For the Madeleines
Melt ½ cup + 1 tablespoon of unsalted butter.
Add ⅔ cup + 2 tablespoon of granulated sugar, 2 room temperature eggs and 1 egg yolk to a large bowl. Beat the eggs and sugar on high with an electric mixer for 5-8 minutes, or until the mixture is pale yellow and shiny. This step helps to ensure the tops of the madeleines dome properly.
Next add in 1 teaspoon of vanilla and mix just until combined.
Cut open 3 Earl Grey tea bags or loose tea and add the tea leaves to a food processor. Grind the tea to ensure no large leaves are left.
In a small bowl sift together 1 cup + 2 tablespoon of all purpose flour, ¾ teaspoon of baking powder, ¼ teaspoon of salt and the tea leaves.
Slowly add the dry ingredients to the egg/sugar mixture and fold in until everything is combined.
Next pour in the cooled but still liquid butter and 2 tablespoon heavy cream and fold in just until combined. Don't over mix the batter.
Cover the bowl with plastic wrap and chill in the fridge for 1 hour.
Preheat the oven to 350 degrees. Transfer the batter to a piping bag. Brush melted butter into each madeleine mold. Pipe about 1- 1 ½ tablespoon of batter into each mold.
Bake the madeleines for 12-14 minutes until they have domed.
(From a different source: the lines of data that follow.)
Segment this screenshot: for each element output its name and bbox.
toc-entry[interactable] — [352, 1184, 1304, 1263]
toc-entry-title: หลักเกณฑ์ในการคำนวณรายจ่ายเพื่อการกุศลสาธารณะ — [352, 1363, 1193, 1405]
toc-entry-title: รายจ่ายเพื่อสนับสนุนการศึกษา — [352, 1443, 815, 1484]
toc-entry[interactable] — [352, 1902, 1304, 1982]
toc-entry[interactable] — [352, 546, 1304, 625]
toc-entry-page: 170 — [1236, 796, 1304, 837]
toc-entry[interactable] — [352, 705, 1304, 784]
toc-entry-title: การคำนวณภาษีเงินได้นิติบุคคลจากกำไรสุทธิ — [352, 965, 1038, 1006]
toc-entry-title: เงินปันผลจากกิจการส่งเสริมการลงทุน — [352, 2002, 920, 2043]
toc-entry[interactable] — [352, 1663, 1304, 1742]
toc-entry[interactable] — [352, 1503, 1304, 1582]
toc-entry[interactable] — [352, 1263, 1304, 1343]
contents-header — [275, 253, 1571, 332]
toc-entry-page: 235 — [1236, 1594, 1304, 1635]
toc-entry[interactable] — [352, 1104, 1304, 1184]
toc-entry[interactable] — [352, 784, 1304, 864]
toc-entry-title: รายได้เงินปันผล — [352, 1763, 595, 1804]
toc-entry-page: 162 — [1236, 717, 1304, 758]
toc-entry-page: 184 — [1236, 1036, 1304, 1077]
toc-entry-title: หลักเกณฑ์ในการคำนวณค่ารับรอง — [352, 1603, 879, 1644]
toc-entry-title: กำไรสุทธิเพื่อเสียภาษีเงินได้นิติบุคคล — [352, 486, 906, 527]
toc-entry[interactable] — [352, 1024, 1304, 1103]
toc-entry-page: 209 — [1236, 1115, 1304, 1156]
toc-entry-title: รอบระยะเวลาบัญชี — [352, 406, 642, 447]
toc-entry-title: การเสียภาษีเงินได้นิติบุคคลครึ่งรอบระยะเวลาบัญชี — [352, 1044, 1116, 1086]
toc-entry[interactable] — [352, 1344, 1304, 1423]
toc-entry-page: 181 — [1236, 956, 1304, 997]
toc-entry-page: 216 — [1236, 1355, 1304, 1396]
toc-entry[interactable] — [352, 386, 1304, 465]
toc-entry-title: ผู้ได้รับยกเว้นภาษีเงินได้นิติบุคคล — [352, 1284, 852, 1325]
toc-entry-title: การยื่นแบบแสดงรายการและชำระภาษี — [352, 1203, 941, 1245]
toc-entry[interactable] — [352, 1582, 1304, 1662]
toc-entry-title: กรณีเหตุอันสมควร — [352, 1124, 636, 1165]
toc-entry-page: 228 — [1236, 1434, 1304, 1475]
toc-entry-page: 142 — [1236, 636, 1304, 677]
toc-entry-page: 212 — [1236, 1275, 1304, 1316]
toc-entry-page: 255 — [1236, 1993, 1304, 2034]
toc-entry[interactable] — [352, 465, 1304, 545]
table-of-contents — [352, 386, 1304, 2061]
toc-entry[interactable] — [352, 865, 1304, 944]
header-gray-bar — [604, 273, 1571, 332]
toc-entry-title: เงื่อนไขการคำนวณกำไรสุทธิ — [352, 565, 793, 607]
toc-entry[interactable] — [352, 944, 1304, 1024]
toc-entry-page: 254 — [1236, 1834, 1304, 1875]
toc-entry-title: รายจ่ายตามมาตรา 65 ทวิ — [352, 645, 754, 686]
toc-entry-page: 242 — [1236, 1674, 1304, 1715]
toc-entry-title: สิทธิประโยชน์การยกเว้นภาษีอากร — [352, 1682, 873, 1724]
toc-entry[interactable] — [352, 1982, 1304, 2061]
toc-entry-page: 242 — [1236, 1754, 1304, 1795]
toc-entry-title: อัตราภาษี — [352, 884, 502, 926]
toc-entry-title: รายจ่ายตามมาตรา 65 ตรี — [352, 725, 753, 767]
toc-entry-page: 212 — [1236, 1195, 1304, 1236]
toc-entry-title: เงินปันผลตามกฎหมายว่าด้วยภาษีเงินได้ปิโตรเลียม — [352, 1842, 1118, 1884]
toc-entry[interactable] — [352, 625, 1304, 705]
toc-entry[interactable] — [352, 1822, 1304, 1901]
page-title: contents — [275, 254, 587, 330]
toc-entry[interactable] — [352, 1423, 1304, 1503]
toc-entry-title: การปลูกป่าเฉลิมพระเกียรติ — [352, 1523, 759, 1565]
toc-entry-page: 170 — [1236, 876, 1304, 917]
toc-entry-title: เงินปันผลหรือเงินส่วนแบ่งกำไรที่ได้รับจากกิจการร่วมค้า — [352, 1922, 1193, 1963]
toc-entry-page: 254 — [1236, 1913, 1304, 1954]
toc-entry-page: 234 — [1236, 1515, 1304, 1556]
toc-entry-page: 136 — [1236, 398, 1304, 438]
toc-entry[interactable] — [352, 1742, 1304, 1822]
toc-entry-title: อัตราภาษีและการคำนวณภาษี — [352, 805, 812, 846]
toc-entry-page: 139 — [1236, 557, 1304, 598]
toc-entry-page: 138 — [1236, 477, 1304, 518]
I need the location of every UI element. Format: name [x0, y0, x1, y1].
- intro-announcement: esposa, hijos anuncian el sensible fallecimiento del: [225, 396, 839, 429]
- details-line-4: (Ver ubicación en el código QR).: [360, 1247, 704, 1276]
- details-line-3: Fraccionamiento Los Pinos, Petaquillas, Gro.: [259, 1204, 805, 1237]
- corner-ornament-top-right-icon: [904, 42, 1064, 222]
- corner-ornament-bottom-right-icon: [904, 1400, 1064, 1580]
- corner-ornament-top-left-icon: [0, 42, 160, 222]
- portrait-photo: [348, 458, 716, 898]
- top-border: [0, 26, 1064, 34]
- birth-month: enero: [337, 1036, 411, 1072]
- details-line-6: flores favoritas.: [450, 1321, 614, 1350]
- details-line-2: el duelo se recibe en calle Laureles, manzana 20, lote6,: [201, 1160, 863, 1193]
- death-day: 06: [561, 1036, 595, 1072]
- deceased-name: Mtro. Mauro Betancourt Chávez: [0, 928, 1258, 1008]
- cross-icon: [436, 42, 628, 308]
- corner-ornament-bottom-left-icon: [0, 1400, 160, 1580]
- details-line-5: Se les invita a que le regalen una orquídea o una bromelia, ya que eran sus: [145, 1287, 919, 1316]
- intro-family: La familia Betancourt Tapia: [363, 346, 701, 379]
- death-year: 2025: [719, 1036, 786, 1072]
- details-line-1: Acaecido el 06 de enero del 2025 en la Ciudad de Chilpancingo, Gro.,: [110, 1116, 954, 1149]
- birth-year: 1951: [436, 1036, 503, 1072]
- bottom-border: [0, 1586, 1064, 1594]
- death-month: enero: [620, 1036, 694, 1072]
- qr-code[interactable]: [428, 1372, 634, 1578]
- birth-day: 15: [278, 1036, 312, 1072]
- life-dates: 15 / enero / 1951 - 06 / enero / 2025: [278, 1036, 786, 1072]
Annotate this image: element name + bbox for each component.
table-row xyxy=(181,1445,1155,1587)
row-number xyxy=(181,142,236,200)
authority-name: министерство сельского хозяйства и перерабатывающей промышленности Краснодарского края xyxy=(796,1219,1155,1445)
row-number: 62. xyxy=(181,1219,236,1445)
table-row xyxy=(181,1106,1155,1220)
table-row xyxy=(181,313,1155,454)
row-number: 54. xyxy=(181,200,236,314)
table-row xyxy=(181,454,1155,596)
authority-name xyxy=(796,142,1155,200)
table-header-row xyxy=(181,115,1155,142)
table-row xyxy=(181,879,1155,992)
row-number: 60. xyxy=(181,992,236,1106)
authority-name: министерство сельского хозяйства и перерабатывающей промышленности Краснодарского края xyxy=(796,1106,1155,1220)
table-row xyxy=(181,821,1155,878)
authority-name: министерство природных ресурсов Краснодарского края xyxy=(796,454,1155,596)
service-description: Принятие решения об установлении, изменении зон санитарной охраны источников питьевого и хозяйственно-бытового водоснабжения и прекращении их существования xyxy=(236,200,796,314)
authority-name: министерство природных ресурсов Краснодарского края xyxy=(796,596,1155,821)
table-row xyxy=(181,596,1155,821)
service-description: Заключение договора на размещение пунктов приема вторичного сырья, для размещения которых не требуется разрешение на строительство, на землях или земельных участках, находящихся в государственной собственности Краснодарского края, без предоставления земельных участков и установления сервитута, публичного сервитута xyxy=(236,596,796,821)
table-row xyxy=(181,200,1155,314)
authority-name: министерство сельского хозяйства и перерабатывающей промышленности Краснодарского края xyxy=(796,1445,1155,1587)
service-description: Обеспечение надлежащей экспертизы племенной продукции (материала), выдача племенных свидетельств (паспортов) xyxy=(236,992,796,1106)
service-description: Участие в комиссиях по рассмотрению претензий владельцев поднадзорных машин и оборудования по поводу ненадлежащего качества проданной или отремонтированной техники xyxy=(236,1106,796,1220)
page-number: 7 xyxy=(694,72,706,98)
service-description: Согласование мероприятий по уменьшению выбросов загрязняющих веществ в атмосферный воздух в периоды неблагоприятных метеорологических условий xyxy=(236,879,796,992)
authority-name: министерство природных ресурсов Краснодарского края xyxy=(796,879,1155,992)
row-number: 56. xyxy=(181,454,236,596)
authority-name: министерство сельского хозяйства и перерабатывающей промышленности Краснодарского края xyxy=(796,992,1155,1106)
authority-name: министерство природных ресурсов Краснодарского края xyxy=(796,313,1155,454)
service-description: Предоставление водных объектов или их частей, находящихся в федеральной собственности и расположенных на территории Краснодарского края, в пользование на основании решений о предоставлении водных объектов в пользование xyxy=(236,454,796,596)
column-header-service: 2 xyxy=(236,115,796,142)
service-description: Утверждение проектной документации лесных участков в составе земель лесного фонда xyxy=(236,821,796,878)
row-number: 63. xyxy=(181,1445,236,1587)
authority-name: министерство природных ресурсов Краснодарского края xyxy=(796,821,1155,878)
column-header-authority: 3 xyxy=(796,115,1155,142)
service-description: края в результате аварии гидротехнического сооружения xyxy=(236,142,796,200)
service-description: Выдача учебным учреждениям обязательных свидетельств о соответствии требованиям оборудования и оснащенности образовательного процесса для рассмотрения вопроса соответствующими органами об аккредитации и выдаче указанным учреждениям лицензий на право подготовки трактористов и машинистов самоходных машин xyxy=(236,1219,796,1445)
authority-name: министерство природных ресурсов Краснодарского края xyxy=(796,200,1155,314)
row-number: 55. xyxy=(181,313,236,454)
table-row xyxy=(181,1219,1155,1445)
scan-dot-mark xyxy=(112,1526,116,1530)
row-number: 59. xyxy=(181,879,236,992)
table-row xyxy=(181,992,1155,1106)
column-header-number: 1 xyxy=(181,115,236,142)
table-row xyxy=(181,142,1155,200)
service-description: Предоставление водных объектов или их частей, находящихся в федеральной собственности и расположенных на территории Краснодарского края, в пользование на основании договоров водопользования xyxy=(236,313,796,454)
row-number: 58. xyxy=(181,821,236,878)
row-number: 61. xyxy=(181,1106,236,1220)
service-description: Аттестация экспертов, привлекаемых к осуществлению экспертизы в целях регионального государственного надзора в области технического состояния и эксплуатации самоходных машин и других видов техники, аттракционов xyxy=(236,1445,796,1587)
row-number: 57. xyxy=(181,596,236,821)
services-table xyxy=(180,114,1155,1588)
Remove them from the oven and let them cool in their pan for a few minutes, then transfer them to a cooling rack to completely cool.
Frosting Directions:
While they cool make the icing by combining 2 cups of sifted powdered sugar and 3-4 tablespoons of heavy cream or half and half. The icing should be thick. Grind the lavender in a grinder or a small food processor. Fold in as much lavender per taste. Frost cooled cookies.